The recent discovery that LBD-activating ESR1 mutations are present in a high percentage of metastatic ER+ breast cancers sheds new light on the mechanisms of endocrine resistance. Based on the analysis of tissue specimens, the mutations are found in between 15 and 20% of metastatic ER+ tumors, with a relatively higher prevalence in patients who have received multiple lines of endocrine treatment. The analysis of ctDNA, which can capture the complexity of intra-tumoral heterogeneity and the heterogeneity between different metastatic sites, has found that these ESR1 mutations are detectable in up to 40% of patients with metastatic ER+ breast cancer. Testing ctDNA for ESR1 mutations in the metastatic setting is a promising tool for the continued investigation of the clinical role of these mutations as a predictive biomarker; however, ultimately for clinical utility, this test will need to be standardized.

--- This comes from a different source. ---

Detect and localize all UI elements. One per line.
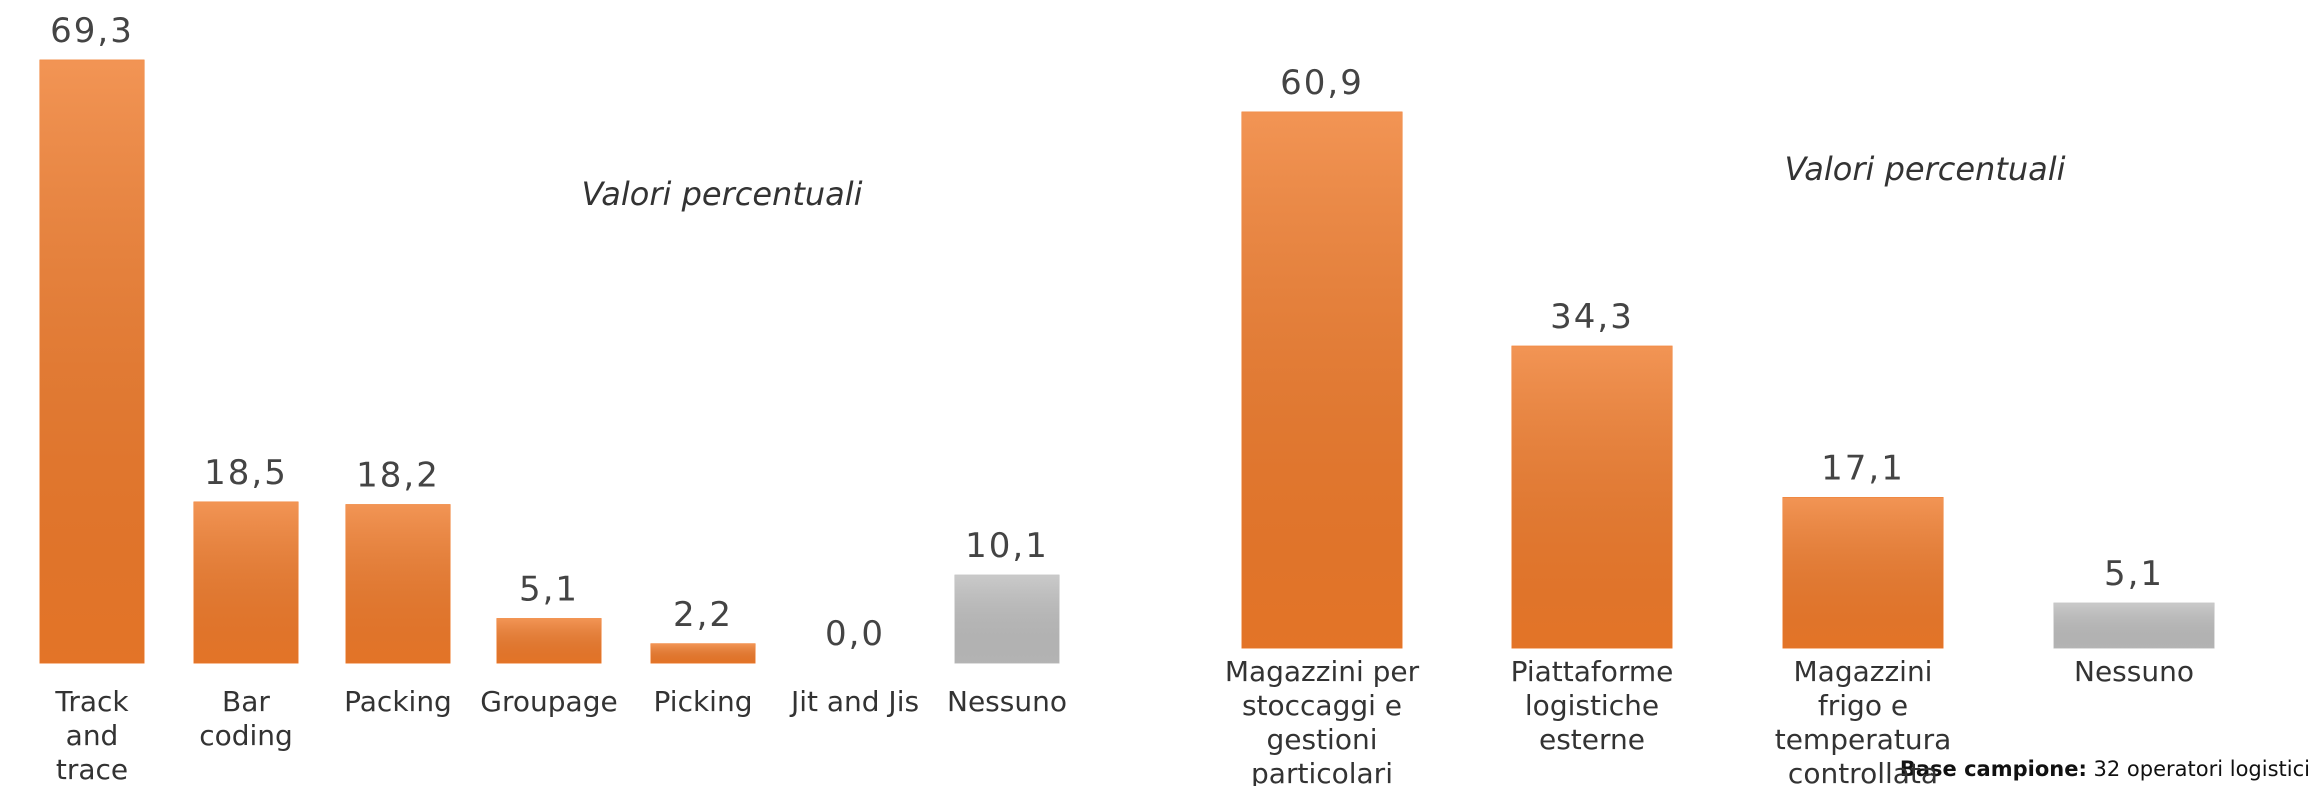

The preclinical studies show that these mutations lead to ligand-independent constitutive activity and reduced sensitivity to tamoxifen and fulvestrant. In line with the preclinical data, the recent post hoc analyses of ESR1-mutant ctDNA in randomized clinical trials show that in patients with metastatic breast cancer, after first line treatment with a non-steroidal AI, patients with an ESR1 mutation have worse PFS on a steroidal AI compared to patients with WT ESR1. In addition, ESR1-mutant metastatic breast cancer patients seem to benefit from fulvestrant as a single agent or in combination with palbociclib. The dose of fulvestrant in these clinical trials may be sufficient to overcome at least the relative resistance predicted by the preclinical studies.

These retrospective analyses are exploratory only and are not practice changing. Prospective clinical trials in which patients are stratified on the basis of the ESR1 mutant status are needed, both to confirm these findings and to investigate the sensitivity of the mutations to other drugs such as tamoxifen, everolimus, and ribociclib. In addition, clinical trials dedicated to patients with ESR1 mutations will be needed in order to study novel agents to overcome the resistance engendered by these mutations that are currently under investigation in preclinical models.